Jesse Jackson on the third day of the Democratic National Convention in Philadelphia - 27 July 2016
Jesse Jackson on the third day of the Democratic National Convention in Philadelphia - 27 July 2016 AP Photo

When he declared, “I am Somebody,” in a poem he often repeated, he sought to reach people of all colours.

“I may be poor, but I am Somebody; I may be young; but I am Somebody; I may be on welfare, but I am Somebody,” Jackson intoned. It was a message he took literally and personally, having risen from obscurity in the segregated South to become America’s best-known civil rights activist since King.

Despite health challenges in his final years, Jackson continued protesting against racial injustice into the era of Black Lives Matter.

“Even if we win,” he told marchers in Minneapolis before the officer whose knee kept George Floyd from breathing was convicted of murder, “it’s relief, not victory. They’re still killing our people. Stop the violence, save the children. Keep hope alive.”

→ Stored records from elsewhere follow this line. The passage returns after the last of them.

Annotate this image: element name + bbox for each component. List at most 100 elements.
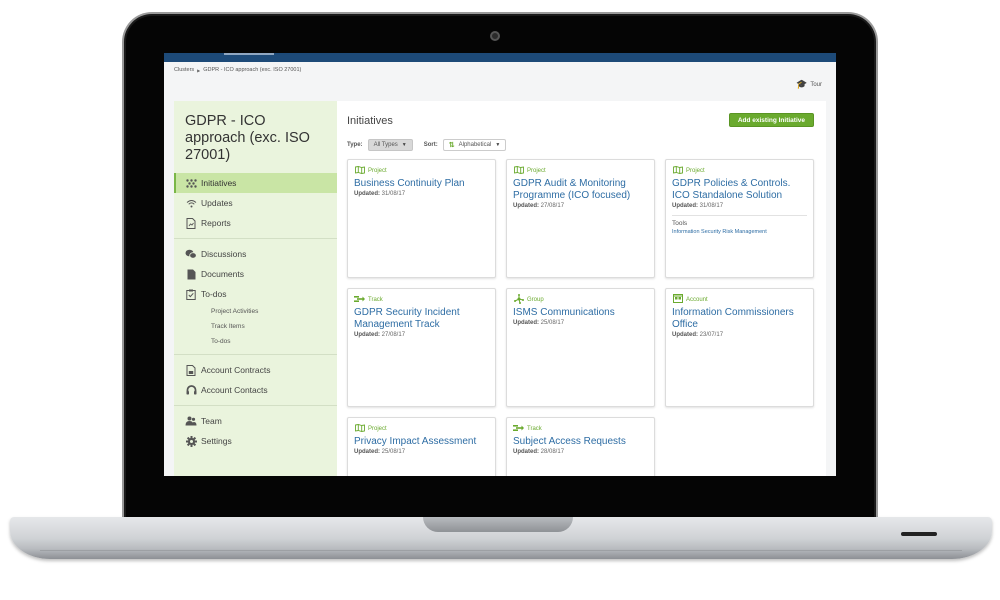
initiative-card[interactable]: Project GDPR Audit & Monitoring Programm… — [506, 159, 655, 278]
sidebar-subitem-todos[interactable]: To-dos — [174, 334, 337, 349]
updated-label: Updated: — [354, 191, 380, 197]
updated-date: 25/08/17 — [540, 320, 565, 326]
tour-label: Tour — [810, 81, 822, 88]
card-title-link[interactable]: Information Commissioners Office — [672, 307, 807, 331]
initiative-card[interactable]: Project Privacy Impact Assessment Update… — [347, 417, 496, 476]
card-type: Project — [672, 165, 807, 176]
map-icon — [354, 165, 365, 176]
updated-label: Updated: — [513, 449, 539, 455]
breadcrumb-clusters[interactable]: Clusters — [174, 67, 194, 73]
sort-value: Alphabetical — [458, 142, 492, 148]
updated-date: 25/08/17 — [381, 449, 406, 455]
sidebar-item-account-contacts[interactable]: Account Contacts — [174, 380, 337, 400]
clipboard-check-icon — [185, 288, 197, 300]
sort-select[interactable]: ⇅ Alphabetical ▼ — [442, 139, 507, 151]
caret-down-icon: ▼ — [401, 142, 407, 148]
initiative-card[interactable]: Track GDPR Security Incident Management … — [347, 288, 496, 407]
sidebar-item-updates[interactable]: Updates — [174, 193, 337, 213]
sidebar-item-label: Updates — [201, 198, 233, 208]
sort-arrows-icon: ⇅ — [448, 142, 455, 149]
map-icon — [513, 165, 524, 176]
card-type-label: Project — [368, 167, 387, 174]
card-type-label: Account — [686, 296, 708, 303]
sidebar-subitem-project-activities[interactable]: Project Activities — [174, 304, 337, 319]
initiative-card[interactable]: Track Subject Access Requests Updated: 2… — [506, 417, 655, 476]
card-type: Group — [513, 293, 648, 306]
card-updated: Updated: 25/08/17 — [513, 320, 648, 326]
tool-link[interactable]: Information Security Risk Management — [672, 229, 807, 235]
sidebar-item-settings[interactable]: Settings — [174, 431, 337, 451]
sidebar-item-todos[interactable]: To-dos — [174, 284, 337, 304]
contract-icon — [185, 364, 197, 376]
sidebar-item-account-contracts[interactable]: Account Contracts — [174, 360, 337, 380]
initiatives-icon — [185, 177, 197, 189]
updated-label: Updated: — [513, 320, 539, 326]
card-updated: Updated: 25/08/17 — [354, 449, 489, 455]
updated-label: Updated: — [354, 449, 380, 455]
initiative-card[interactable]: Project GDPR Policies & Controls. ICO St… — [665, 159, 814, 278]
sidebar-item-label: Account Contracts — [201, 365, 271, 375]
card-type-label: Track — [527, 425, 542, 432]
report-icon — [185, 217, 197, 229]
initiative-card[interactable]: Project Business Continuity Plan Updated… — [347, 159, 496, 278]
tour-button[interactable]: 🎓 Tour — [796, 80, 822, 89]
card-updated: Updated: 31/08/17 — [354, 191, 489, 197]
sidebar-divider — [174, 238, 337, 239]
map-icon — [672, 165, 683, 176]
card-title-link[interactable]: ISMS Communications — [513, 307, 648, 319]
sidebar-item-label: To-dos — [201, 289, 227, 299]
updated-date: 31/08/17 — [381, 191, 406, 197]
sidebar-item-label: Documents — [201, 269, 244, 279]
card-title-link[interactable]: Privacy Impact Assessment — [354, 436, 489, 448]
card-type: Track — [513, 424, 648, 433]
page-title: Initiatives — [347, 115, 393, 127]
card-type-label: Project — [527, 167, 546, 174]
type-filter-select[interactable]: All Types ▼ — [367, 139, 413, 151]
wifi-icon — [185, 197, 197, 209]
card-type: Project — [354, 165, 489, 176]
card-title-link[interactable]: GDPR Policies & Controls. ICO Standalone… — [672, 178, 807, 202]
card-title-link[interactable]: Business Continuity Plan — [354, 178, 489, 190]
gear-icon — [185, 435, 197, 447]
sidebar-item-label: Account Contacts — [201, 385, 268, 395]
track-icon — [513, 424, 524, 434]
card-type: Account — [672, 294, 807, 304]
card-updated: Updated: 27/08/17 — [354, 332, 489, 338]
updated-label: Updated: — [672, 332, 698, 338]
topbar-active-tab[interactable] — [224, 53, 274, 55]
track-icon — [354, 295, 365, 305]
tools-label: Tools — [672, 220, 688, 227]
initiative-card[interactable]: Group ISMS Communications Updated: 25/08… — [506, 288, 655, 407]
sidebar-item-initiatives[interactable]: Initiatives — [174, 173, 337, 193]
card-type-label: Group — [527, 296, 544, 303]
card-type: Track — [354, 295, 489, 304]
card-title-link[interactable]: GDPR Audit & Monitoring Programme (ICO f… — [513, 178, 648, 202]
type-filter-label: Type: — [347, 142, 363, 148]
breadcrumb: Clusters ▶ GDPR - ICO approach (exc. ISO… — [174, 67, 301, 73]
initiative-card[interactable]: Account Information Commissioners Office… — [665, 288, 814, 407]
card-type: Project — [354, 423, 489, 434]
cluster-title: GDPR - ICO approach (exc. ISO 27001) — [185, 113, 310, 163]
sidebar-item-team[interactable]: Team — [174, 411, 337, 431]
card-updated: Updated: 31/08/17 — [672, 203, 807, 209]
card-title-link[interactable]: Subject Access Requests — [513, 436, 648, 448]
breadcrumb-separator-icon: ▶ — [197, 67, 201, 73]
sidebar: GDPR - ICO approach (exc. ISO 27001) Ini… — [174, 101, 337, 476]
card-title-link[interactable]: GDPR Security Incident Management Track — [354, 307, 489, 331]
map-icon — [354, 423, 365, 434]
sidebar-item-label: Discussions — [201, 249, 247, 259]
updated-date: 27/08/17 — [381, 332, 406, 338]
card-type-label: Project — [368, 425, 387, 432]
group-icon — [513, 293, 524, 306]
sidebar-item-label: Reports — [201, 218, 231, 228]
updated-date: 28/08/17 — [540, 449, 565, 455]
sidebar-item-documents[interactable]: Documents — [174, 264, 337, 284]
sidebar-subitem-track-items[interactable]: Track Items — [174, 319, 337, 334]
webcam-icon — [490, 31, 500, 41]
breadcrumb-current: GDPR - ICO approach (exc. ISO 27001) — [203, 67, 302, 73]
chat-bubbles-icon — [185, 248, 197, 260]
sidebar-item-reports[interactable]: Reports — [174, 213, 337, 233]
add-existing-initiative-button[interactable]: Add existing Initiative — [728, 113, 814, 127]
sidebar-item-discussions[interactable]: Discussions — [174, 244, 337, 264]
updated-label: Updated: — [672, 203, 698, 209]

Donald Trump has responded to the protest - the largest civil unrest movement in the US since the 1960s - by threatening to send in the military. Jackson warned that this would only lead to "a massive fight back".

"We'll have to go to jail, we will resist," he told Euronews at the time. "Our democracy cannot give way to a police state."

In 2024, he appeared at the Democratic National Convention in Chicago and at a City Council meeting to show support for a resolution backing a ceasefire in the Israel-Hamas war.

Reverend Jackson is survived by his wife, Jacqueline, their children - Santita, Jesse Jr., Jonathan, Yusef, Jacqueline, daughter Ashley Jackson, and grandchildren.